KUALA LUMPUR (Aug 15): The Employees Provident Fund (EPF) recorded total investment income of RM33.19 billion for the first half of the year ended June 30, 2023 (1H2023), up RM9.44 billion or 39.7% from the RM23.75 billion recorded for the corresponding period in 2022.
In a statement on Tuesday (Aug 15), the retirement fund said the amount was arrived at after netting off listed equity write-downs recorded for the period under review.
It said out of the RM33.19 billion total investment income, RM4.79 billion was generated from mark-to-market (MTM) gains in securities that had not been realised.
The MTM gains were mainly due to fluctuations in foreign exchange rates.
The EPF’s total investment income for the second quarter (2Q2023) was RM18.03 billion, up RM9.05 billion from RM8.98 billion recorded for the same quarter last year.
Equity investments continued to be the main contributor of income in 2Q2023 at RM9.60 billion.

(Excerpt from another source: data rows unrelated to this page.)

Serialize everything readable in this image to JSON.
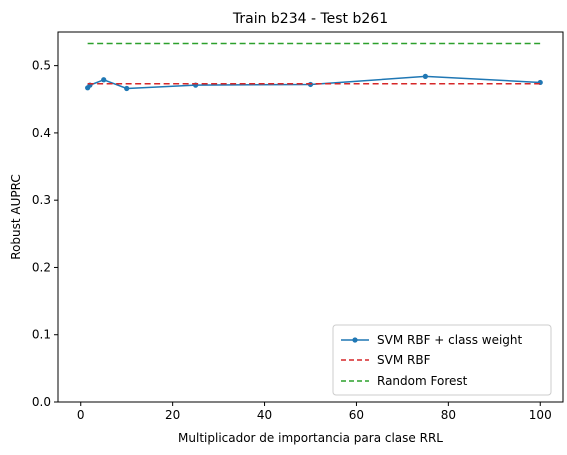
{
  "chart_data": {
    "type": "line",
    "title": "Train b234 - Test b261",
    "xlabel": "Multiplicador de importancia para clase RRL",
    "ylabel": "Robust AUPRC",
    "xlim": [
      -4.95,
      104.95
    ],
    "ylim": [
      0.0,
      0.55
    ],
    "x_ticks": [
      0,
      20,
      40,
      60,
      80,
      100
    ],
    "x_tick_labels": [
      "0",
      "20",
      "40",
      "60",
      "80",
      "100"
    ],
    "y_ticks": [
      0.0,
      0.1,
      0.2,
      0.3,
      0.4,
      0.5
    ],
    "y_tick_labels": [
      "0.0",
      "0.1",
      "0.2",
      "0.3",
      "0.4",
      "0.5"
    ],
    "grid": false,
    "legend_position": "lower-right",
    "series": [
      {
        "name": "SVM RBF + class weight",
        "style": "solid-marker",
        "color": "#1f77b4",
        "x": [
          1.5,
          2,
          5,
          10,
          25,
          50,
          75,
          100
        ],
        "y": [
          0.467,
          0.471,
          0.479,
          0.466,
          0.471,
          0.472,
          0.484,
          0.475
        ]
      },
      {
        "name": "SVM RBF",
        "style": "dashed",
        "color": "#d62728",
        "x": [
          1.5,
          100
        ],
        "y": [
          0.473,
          0.473
        ]
      },
      {
        "name": "Random Forest",
        "style": "dashed",
        "color": "#2ca02c",
        "x": [
          1.5,
          100
        ],
        "y": [
          0.533,
          0.533
        ]
      }
    ]
  }
}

In comparison, the asset class generated RM4.07 billion in income during the corresponding quarter in 2022.
The EPF said a significant portion of the improvement was due to proactive and timely realisation of profits, supported by the MTM gains in securities.
After taking into account the write-downs, these numbers accounted for 53% of total investment income for the quarter.
Due to active portfolio management by the EPF’s fund managers, write-downs for 2Q2023 were minimal at RM350 million, compared with the RM2.15 billion recorded for the same quarter a year earlier. Cost write-downs are an internal policy adopted by the EPF for its listed equity investments as a prudent measure to ensure that its portfolios remain healthy.
EPF chief executive officer Datuk Seri Amir Hamzah Azizan said the performance of global equity markets in 1H2023 was positive, led by a run-up in developed markets, notably in the US, which continued to show resilience despite the rise in interest rates.
He said the EPF’s agility and adaptability in its investment strategy paved the way for the investment managers to take advantage and capitalise on the market rally, which contributed to the higher return on equity for the period. This was in contrast to the equity market performance seen in 1H2022, which saw several indices suffering significant declines, with most markets including the US posting their worst first-half performance in decades.
“For Malaysia, the 5.6% gross domestic product growth in 1Q2023 surpassed expectations, driven mainly by firm domestic demand and an improvement in the labour market.
“Resilient growth tempered tighter financial conditions, providing a floor for the domestic capital market,” he said.